Inhofe’s position starkly contradicts the administration’s policy on the Ivory Coast, where Gbagbo has been widely accused of targeting civilians and opposition supporters during the four month stand-off. U.S., European, U.N., and African Union policy has called for the outgoing president to step down immediately. Today, the U.N. Security Council slapped tough sanctions on his regime, adding to existing American, European, and African sanctions already in place.
So how did an Oklahoma senator come to support a man that most see as an obstacle to peace in the Ivory Coast?
Salon got the first bite out of this story, reporting that Inhofe and Gbagbo met through a Christian group known as the Fellowship.

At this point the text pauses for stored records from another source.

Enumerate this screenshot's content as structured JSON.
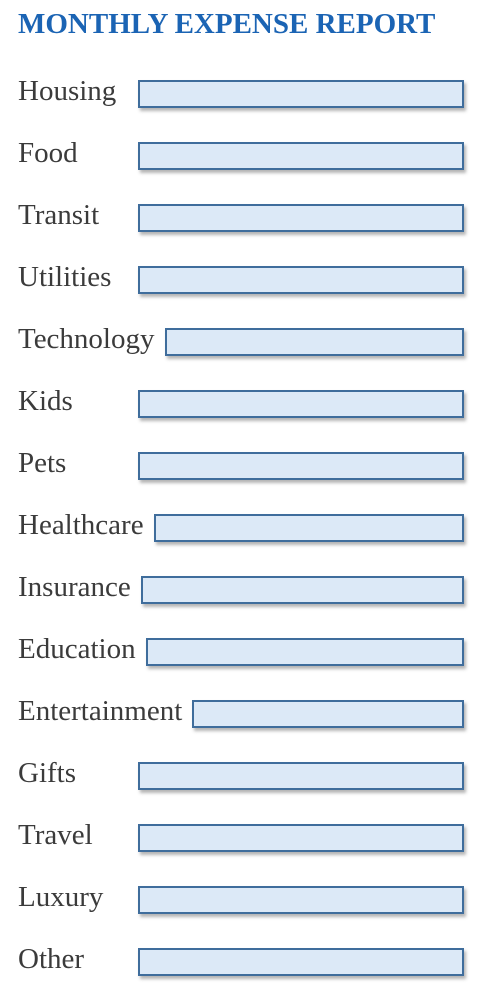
{
  "title": "MONTHLY EXPENSE REPORT",
  "colors": {
    "title": "#1b64b4",
    "field_fill": "#dce9f7",
    "field_border": "#3f6d9c",
    "label_text": "#3b3b3b"
  },
  "categories": [
    {
      "label": "Housing",
      "value": ""
    },
    {
      "label": "Food",
      "value": ""
    },
    {
      "label": "Transit",
      "value": ""
    },
    {
      "label": "Utilities",
      "value": ""
    },
    {
      "label": "Technology",
      "value": ""
    },
    {
      "label": "Kids",
      "value": ""
    },
    {
      "label": "Pets",
      "value": ""
    },
    {
      "label": "Healthcare",
      "value": ""
    },
    {
      "label": "Insurance",
      "value": ""
    },
    {
      "label": "Education",
      "value": ""
    },
    {
      "label": "Entertainment",
      "value": ""
    },
    {
      "label": "Gifts",
      "value": ""
    },
    {
      "label": "Travel",
      "value": ""
    },
    {
      "label": "Luxury",
      "value": ""
    },
    {
      "label": "Other",
      "value": ""
    }
  ]
}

The back story of that ‘friendship’ – one also shared by other prominent people in the Christian right – is here.
. . . .[but] one aspect of Gbagbo’s past — and present — has flown under the radar: his longtime ties to the Christian right in the United States, a movement in which he still finds at least some support.
That includes a U.S. senator and acquaintance of Gbagbo who declined to intervene in the crisis when asked by the State Department earlier this year, a former congressman who was hired by Gbagbo as a lobbyist, and a Christian right TV network that ran a fawning profile of Gbagbo, even as violence engulfed Ivory Coast.
Did you get that? A US Senator, when asked by his State Department, to lend his gravitas and personal connections to resolution of a violent dispute, refused. And he refused because he and the bad guy are Evangelical Christians together and sort of buddies, body count be damned. See?
Inhofe disgraces us all.
(A million people have already fled the country; the violence is expected to reach some sort of resolution very soon.)